Don’t succumb to U.S. pressure, Left tells Centre

"Attempt to dilute the Civil Nuclear Liability Act to exempt US suppliers of reactors from the liability clause will be an illegal attempt to bypass the law passed by Parliament", says Prakash Karat

Updated - December 04, 2021 11:09 pm IST

Published - September 19, 2013 04:38 pm IST - New Delhi

The Left parties on Thursday warned the government that it would commit an “illegal act” if it tried to dilute the Civil Nuclear Liability Act or signed any agreement for supply of nuclear reactors during the upcoming US visit of Prime Minister Manmohan Singh.

“If the government wants to succumb to US pressures (to clinch a deal), I am afraid they will be shown as having done an illegal act which will be against the interests of the country,” CPI (M) general secretary Prakash Karat told reporters here.

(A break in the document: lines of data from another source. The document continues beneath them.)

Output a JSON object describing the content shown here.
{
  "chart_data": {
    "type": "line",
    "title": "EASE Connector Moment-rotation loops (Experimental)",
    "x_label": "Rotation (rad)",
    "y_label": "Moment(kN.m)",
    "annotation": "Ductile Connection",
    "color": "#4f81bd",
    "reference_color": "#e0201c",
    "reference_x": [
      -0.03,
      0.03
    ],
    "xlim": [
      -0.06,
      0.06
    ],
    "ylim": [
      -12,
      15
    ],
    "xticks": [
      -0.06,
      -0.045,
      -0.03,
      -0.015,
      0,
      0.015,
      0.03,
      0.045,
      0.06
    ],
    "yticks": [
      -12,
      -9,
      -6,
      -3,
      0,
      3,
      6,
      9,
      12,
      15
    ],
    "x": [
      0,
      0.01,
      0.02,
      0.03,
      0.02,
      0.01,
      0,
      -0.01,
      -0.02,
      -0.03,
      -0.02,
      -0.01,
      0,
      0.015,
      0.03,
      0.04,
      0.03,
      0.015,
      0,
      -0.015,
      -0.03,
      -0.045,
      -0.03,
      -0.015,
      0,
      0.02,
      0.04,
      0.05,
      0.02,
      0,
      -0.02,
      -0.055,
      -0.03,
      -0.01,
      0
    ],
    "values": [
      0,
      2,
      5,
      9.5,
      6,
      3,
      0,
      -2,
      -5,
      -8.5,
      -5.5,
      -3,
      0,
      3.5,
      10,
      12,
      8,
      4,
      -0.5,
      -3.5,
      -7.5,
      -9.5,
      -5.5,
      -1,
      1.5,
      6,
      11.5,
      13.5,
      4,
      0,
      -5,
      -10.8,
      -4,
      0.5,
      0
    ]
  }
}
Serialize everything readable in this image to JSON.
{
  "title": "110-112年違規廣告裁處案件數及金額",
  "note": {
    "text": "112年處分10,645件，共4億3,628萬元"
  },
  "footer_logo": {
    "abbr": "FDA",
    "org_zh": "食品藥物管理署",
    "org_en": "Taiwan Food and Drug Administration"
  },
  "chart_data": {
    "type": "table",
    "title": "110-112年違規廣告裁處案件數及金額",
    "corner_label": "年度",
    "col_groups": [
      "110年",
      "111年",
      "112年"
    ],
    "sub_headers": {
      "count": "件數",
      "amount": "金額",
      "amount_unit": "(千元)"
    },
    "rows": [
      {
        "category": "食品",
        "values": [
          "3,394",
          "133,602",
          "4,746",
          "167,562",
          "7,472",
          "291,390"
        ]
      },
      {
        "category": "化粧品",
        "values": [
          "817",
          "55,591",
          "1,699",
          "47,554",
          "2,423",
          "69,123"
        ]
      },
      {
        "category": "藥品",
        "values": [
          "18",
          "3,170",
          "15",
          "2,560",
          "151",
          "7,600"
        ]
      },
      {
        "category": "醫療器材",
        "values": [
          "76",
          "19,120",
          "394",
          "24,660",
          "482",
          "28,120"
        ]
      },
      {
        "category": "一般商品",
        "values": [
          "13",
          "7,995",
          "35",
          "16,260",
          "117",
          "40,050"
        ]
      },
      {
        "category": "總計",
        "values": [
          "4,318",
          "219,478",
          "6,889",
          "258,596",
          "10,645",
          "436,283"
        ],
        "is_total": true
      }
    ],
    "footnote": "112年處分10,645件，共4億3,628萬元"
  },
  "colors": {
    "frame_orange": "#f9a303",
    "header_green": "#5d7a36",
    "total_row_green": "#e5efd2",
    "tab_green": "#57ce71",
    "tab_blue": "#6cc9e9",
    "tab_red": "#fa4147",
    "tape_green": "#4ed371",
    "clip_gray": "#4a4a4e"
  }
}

“The effort of the Manmohan Singh government to dilute the Civil Nuclear Liability Act to exempt US suppliers of reactors from the liability clause will be an illegal attempt to bypass the law passed by Parliament,” he said, adding, “The Americans want to sell the reactors on their terms but they will have to abide by the laws of this country...”

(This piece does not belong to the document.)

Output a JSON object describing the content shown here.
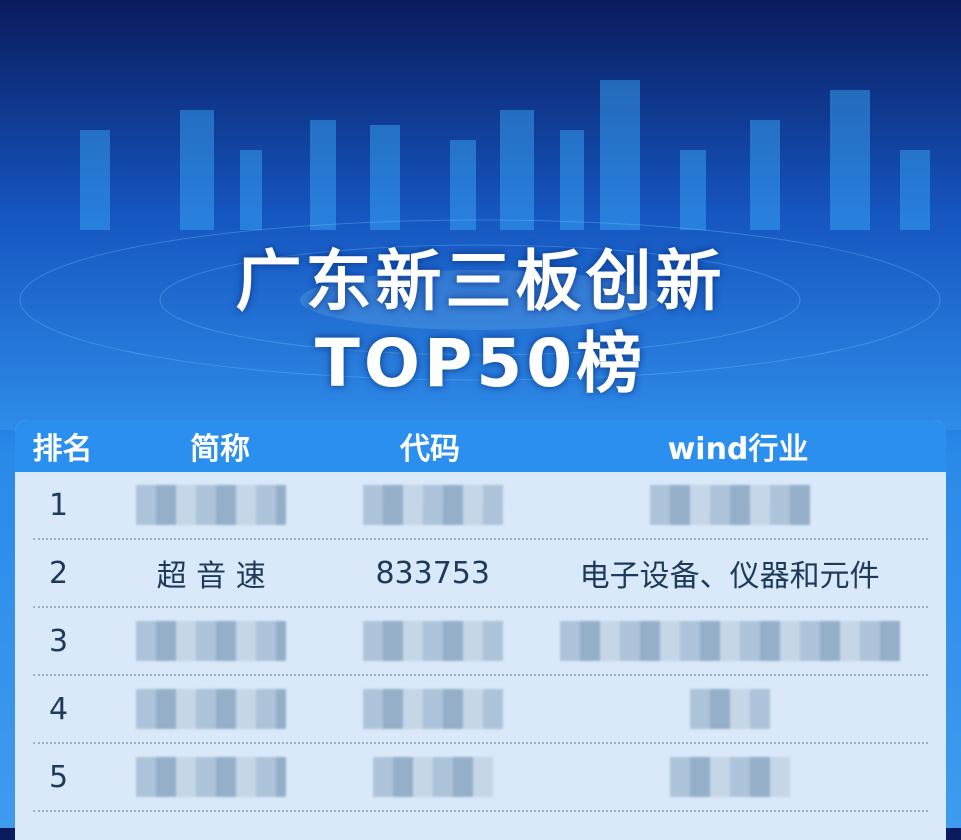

Mr. Karat was reacting to reports that government was moving to clear a deal to acquire nuclear reactors from US major Westinghouse Corp and sign an agreement during Singh’s visit.

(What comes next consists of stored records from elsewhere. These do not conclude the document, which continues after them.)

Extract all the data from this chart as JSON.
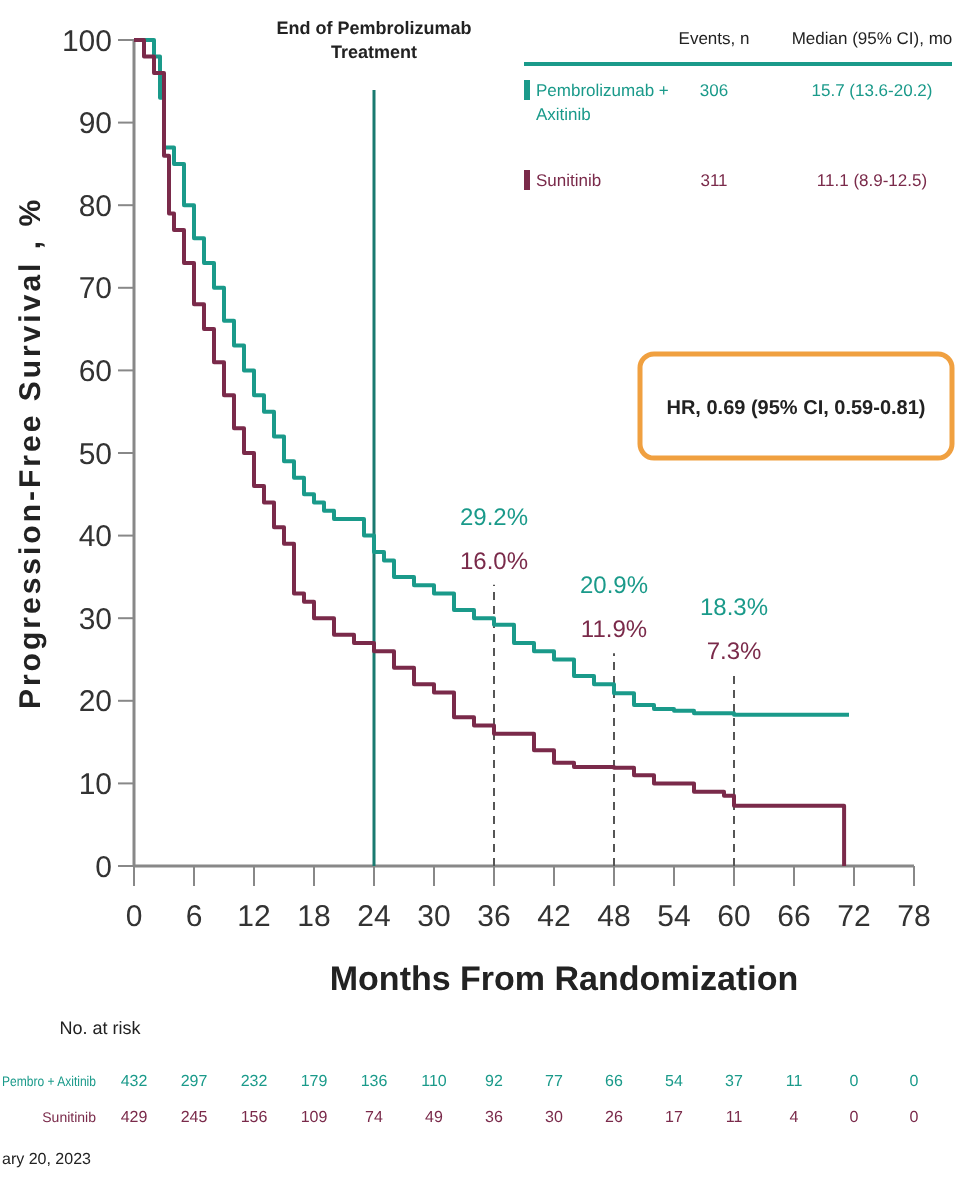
{
  "chart_data": {
    "type": "step",
    "xlabel": "Months From Randomization",
    "ylabel": "Progression-Free Survival , %",
    "xlim": [
      0,
      78
    ],
    "ylim": [
      0,
      100
    ],
    "xticks": [
      0,
      6,
      12,
      18,
      24,
      30,
      36,
      42,
      48,
      54,
      60,
      66,
      72,
      78
    ],
    "yticks": [
      0,
      10,
      20,
      30,
      40,
      50,
      60,
      70,
      80,
      90,
      100
    ],
    "grid": false,
    "legend": "top right",
    "series": [
      {
        "name": "Pembrolizumab + Axitinib",
        "color": "#1a9a8a",
        "x": [
          0,
          2,
          2.6,
          3,
          4,
          5,
          6,
          7,
          8,
          9,
          10,
          11,
          12,
          13,
          14,
          15,
          16,
          17,
          18,
          19,
          20,
          22,
          23,
          24,
          25,
          26,
          28,
          30,
          32,
          34,
          36,
          38,
          40,
          42,
          44,
          46,
          48,
          50,
          52,
          54,
          56,
          60,
          71.5
        ],
        "values": [
          100,
          98,
          93,
          87,
          85,
          80,
          76,
          73,
          70,
          66,
          63,
          60,
          57,
          55,
          52,
          49,
          47,
          45,
          44,
          43,
          42,
          42,
          40,
          38,
          37,
          35,
          34,
          33,
          31,
          30,
          29.2,
          27,
          26,
          25,
          23,
          22,
          20.9,
          19.5,
          19,
          18.8,
          18.5,
          18.3,
          18.3
        ]
      },
      {
        "name": "Sunitinib",
        "color": "#7a2a4a",
        "x": [
          0,
          1,
          2,
          3,
          3.5,
          4,
          5,
          6,
          7,
          8,
          9,
          10,
          11,
          12,
          13,
          14,
          15,
          16,
          17,
          18,
          20,
          22,
          24,
          26,
          28,
          30,
          32,
          34,
          36,
          40,
          42,
          44,
          48,
          50,
          52,
          56,
          59,
          60,
          71,
          71.01
        ],
        "values": [
          100,
          98,
          96,
          86,
          79,
          77,
          73,
          68,
          65,
          61,
          57,
          53,
          50,
          46,
          44,
          41,
          39,
          33,
          32,
          30,
          28,
          27,
          26,
          24,
          22,
          21,
          18,
          17,
          16,
          14,
          12.5,
          12,
          11.9,
          11,
          10,
          9,
          8.5,
          7.3,
          7.3,
          0
        ]
      }
    ],
    "ref_lines": [
      {
        "axis": "x",
        "value": 24,
        "label": "End of Pembrolizumab Treatment",
        "color": "#1a7a70",
        "line_style": "solid"
      },
      {
        "axis": "x",
        "value": 36,
        "color": "#555555",
        "line_style": "dashed"
      },
      {
        "axis": "x",
        "value": 48,
        "color": "#555555",
        "line_style": "dashed"
      },
      {
        "axis": "x",
        "value": 60,
        "color": "#555555",
        "line_style": "dashed"
      }
    ],
    "annotations": [
      "29.2%",
      "16.0%",
      "20.9%",
      "11.9%",
      "18.3%",
      "7.3%",
      "Events, n",
      "Median (95% CI), mo",
      "306",
      "15.7 (13.6-20.2)",
      "311",
      "11.1 (8.9-12.5)",
      "HR, 0.69 (95% CI, 0.59-0.81)",
      "No. at risk",
      "Pembro + Axitinib",
      "432",
      "297",
      "232",
      "179",
      "136",
      "110",
      "92",
      "77",
      "66",
      "54",
      "37",
      "11",
      "0",
      "0",
      "Sunitinib",
      "429",
      "245",
      "156",
      "109",
      "74",
      "49",
      "36",
      "30",
      "26",
      "17",
      "11",
      "4",
      "0",
      "0",
      "ary 20, 2023"
    ]
  }
}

Asserting that no one could bypass the law laid down by Parliament — the Civil Liability for Nuclear Damage Act 2010 — Mr. Karat said, “We know they (Government) tried to dilute the law but the Standing Committee rejected it.”

“It is evident that the UPA government is succumbing to the pressure of the US administration to safeguard their companies’ interests. But this cannot be at the expense of the interests of the country and the safety and security of Indian citizens,” the CPI (M) Polit Bureau later said in a statement.

CPI national secretary D Raja accused the government of becoming “a real suspect” on the nuclear deal and liability issues, saying, “The government is consciously going ahead to satisfy the US and dilute the laid-down law and now that has been exposed.”

Maintaining that the opinion of the Attorney General on the matter was “an interpretation of the law which does not hold”, Mr. Karat referred to Section 17 of the Nuclear Liability Act and said, “Irrespective of the written contract, the right to recourse and the liability of the supplier will apply if there is supply of faulty material or equipment.”

The section deals with right to legal recourse against the supplier or the manufacturer in case of a nuclear accident, faulty equipment or wilful neglect.

In his reaction, Mr. Raja sought a clarification from the Prime Minister on the issue, saying “he took the risk of Left support withdrawal” to sign the Indo-US nuclear deal.

The CPI leader said linking the accord with Russia on the Kudankulam nuclear power plant with the proposed deal with the US firm Westinghouse “is itself a manipulative move as the Kudankulam deal was struck much before the Liability Act was passed by Parliament.”

Demanding stoppage of any move towards an agreement with the US firm, Mr. Raja said the Nuclear Power Corporation of India Limited “cannot enter into any agreement bypassing the law passed by Parliament.”